Live Sheep Export MPI
Posted on Tuesday, 8 May, 2018
Mr RAMSEY (Grey—Government Whip) (15:44): I was a farmer for 30 years, and like all farmers—like all Australians—I was appalled at the images on the 60 Minutes program about the Awassi Express. It is clear that, as a nation, we will not tolerate this kind of treatment of our animals, and the industry is unsustainable if it continues. But our response must be guided by facts. On so many issues, I am dismayed by the power of uninformed opinion to influence debate.
I applaud the minister for his actions. Obviously angry, like so many of us, he ordered an immediate, sharp and stiff review and announced a stream of interim measures including mandating departmental inspectors on every boat. The stakes are high. The last time the live trade was suspended, untold damage was done to the cattle industry. While the numbers exported live are but a small part of the national market, the track record of 2011 demonstrates that the knock-on effect of termination of the industry is likely to be a significant depression on the rest of the market, far beyond whatever the differential may be at any time. I have no doubt the transportation of the sheep to the Middle Eastern markets can be done in an acceptable manner. It does happen on the vast majority of occasions. That's why we know it's possible. What we need to do is make sure that it occurs that way not just some of the time but almost all of the time.
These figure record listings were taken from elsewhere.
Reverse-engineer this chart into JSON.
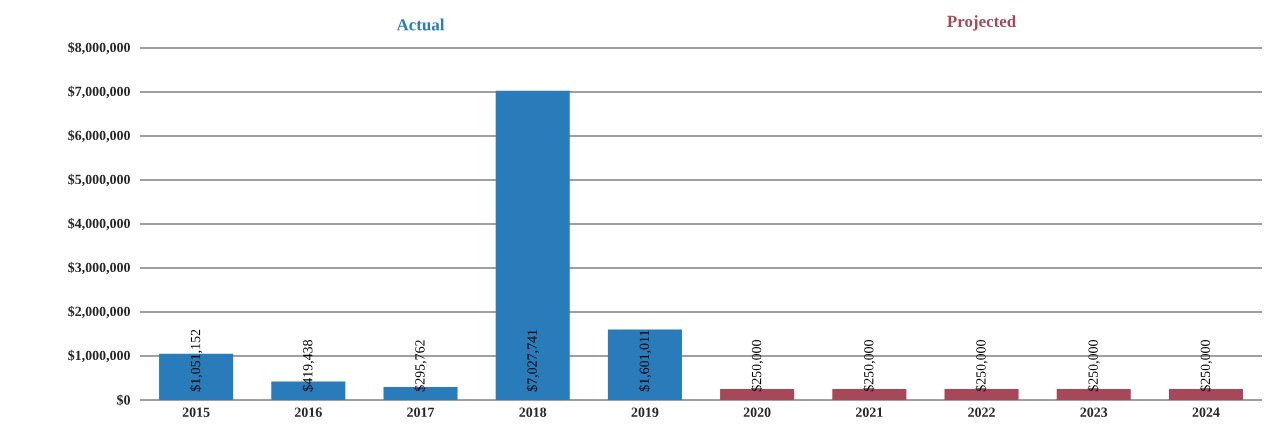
{
  "chart_data": {
    "type": "bar",
    "categories": [
      "2015",
      "2016",
      "2017",
      "2018",
      "2019",
      "2020",
      "2021",
      "2022",
      "2023",
      "2024"
    ],
    "series": [
      {
        "name": "Actual",
        "color": "#2a7bba",
        "values": [
          1051152,
          419438,
          295762,
          7027741,
          1601011,
          null,
          null,
          null,
          null,
          null
        ],
        "value_labels": [
          "$1,051,152",
          "$419,438",
          "$295,762",
          "$7,027,741",
          "$1,601,011",
          null,
          null,
          null,
          null,
          null
        ]
      },
      {
        "name": "Projected",
        "color": "#a6475a",
        "values": [
          null,
          null,
          null,
          null,
          null,
          250000,
          250000,
          250000,
          250000,
          250000
        ],
        "value_labels": [
          null,
          null,
          null,
          null,
          null,
          "$250,000",
          "$250,000",
          "$250,000",
          "$250,000",
          "$250,000"
        ]
      }
    ],
    "ylim": [
      0,
      8000000
    ],
    "yticks": [
      {
        "value": 0,
        "label": "$0"
      },
      {
        "value": 1000000,
        "label": "$1,000,000"
      },
      {
        "value": 2000000,
        "label": "$2,000,000"
      },
      {
        "value": 3000000,
        "label": "$3,000,000"
      },
      {
        "value": 4000000,
        "label": "$4,000,000"
      },
      {
        "value": 5000000,
        "label": "$5,000,000"
      },
      {
        "value": 6000000,
        "label": "$6,000,000"
      },
      {
        "value": 7000000,
        "label": "$7,000,000"
      },
      {
        "value": 8000000,
        "label": "$8,000,000"
      }
    ],
    "grid": "y"
  }
}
We don't know yet what the specific circumstances surrounding the Awassi Express were, and it's important that we don't make precipitate decisions until we do. Without making any presumption of innocence and without knowing that the minimum standards were or were not observed, I make the comment that even in nature things go catastrophically wrong from time to time. This is never more evident than when we find a pod of beached whales. The McCarthy review is due next week, and I ask on behalf of my farmers and my rural communities that depend on a competitive meat trade that we wait for that report, its recommendations and the minister's response.
I estimate that around 10 per cent of the live trade in sheep comes out of my electorate. A friend of mine rang me last week. He doesn't often sell to the live export trade, but he said the last time he did he received a $25-a-head premium, and he remarked that, for 60,000 sheep on board, that's about $1½ million. Indeed, over the last three years the national numbers have averaged about 1½ million per annum, and if that premium is extrapolated you end up with a figure getting close to $40 million. It would not be any stretch to assume that, if the top payer in the market were taken out of the market, prices across the board would recede by a similar amount or even more. Even if we estimate a 10-million-a-year turnoff across the whole sheep sector, multiplied by a factor of $25 a head premium, it's an extraordinary loss that will be borne by farmers who have done absolutely nothing wrong. They are the innocent parties.
Some of my colleagues are considering supporting a bill phasing out the live trade. I understand why and I respect their views, but I do urge caution. It is possible—indeed highly likely—that as a result of the McCarthy review operators will be required to undertake significant capital expense to bring their vessels up to standard—perhaps even to a totally new standard. If that is the case and they are presented with a termination date, it would almost certainly mean that investment would not occur, and so the trade would effectively be terminated immediately.
Hardworking Australian farmers need us to take a fact-driven and considered path. While I know members are being bombarded with emails at the moment and are concerned about the repercussions, it is worth reflecting that, after the early accolades the Labor government received for suspending the trade in 2011, the situation turned poisonous as stock were left in the paddock, growing too big for the market. Farmers faced ejection from their farms, and public attitudes changed very quickly. I won't forget that process.
I ask the public of Australia and the members of this place to reflect on what the end game is for organisations like Animals Australia, who are sponsoring the email campaign. Do not think that, if they win this battle, the war is over. A quick visit to the Animals Australia website will tell you they are opposed to a wide range of practices in the wool industry, including shearing, lambs being born in the paddock, mulesing and artificial insemination. They oppose greyhound racing—and we saw what happened in New South Wales a little over 12 months ago—and horseracing, citing the mental and physical stress for the horses. They are opposed to zoos, rodeos, animal testing and a plethora of other things which are normally highly regulated activities in this society. I ask people to consider who is making the bullets they are being asked to fire.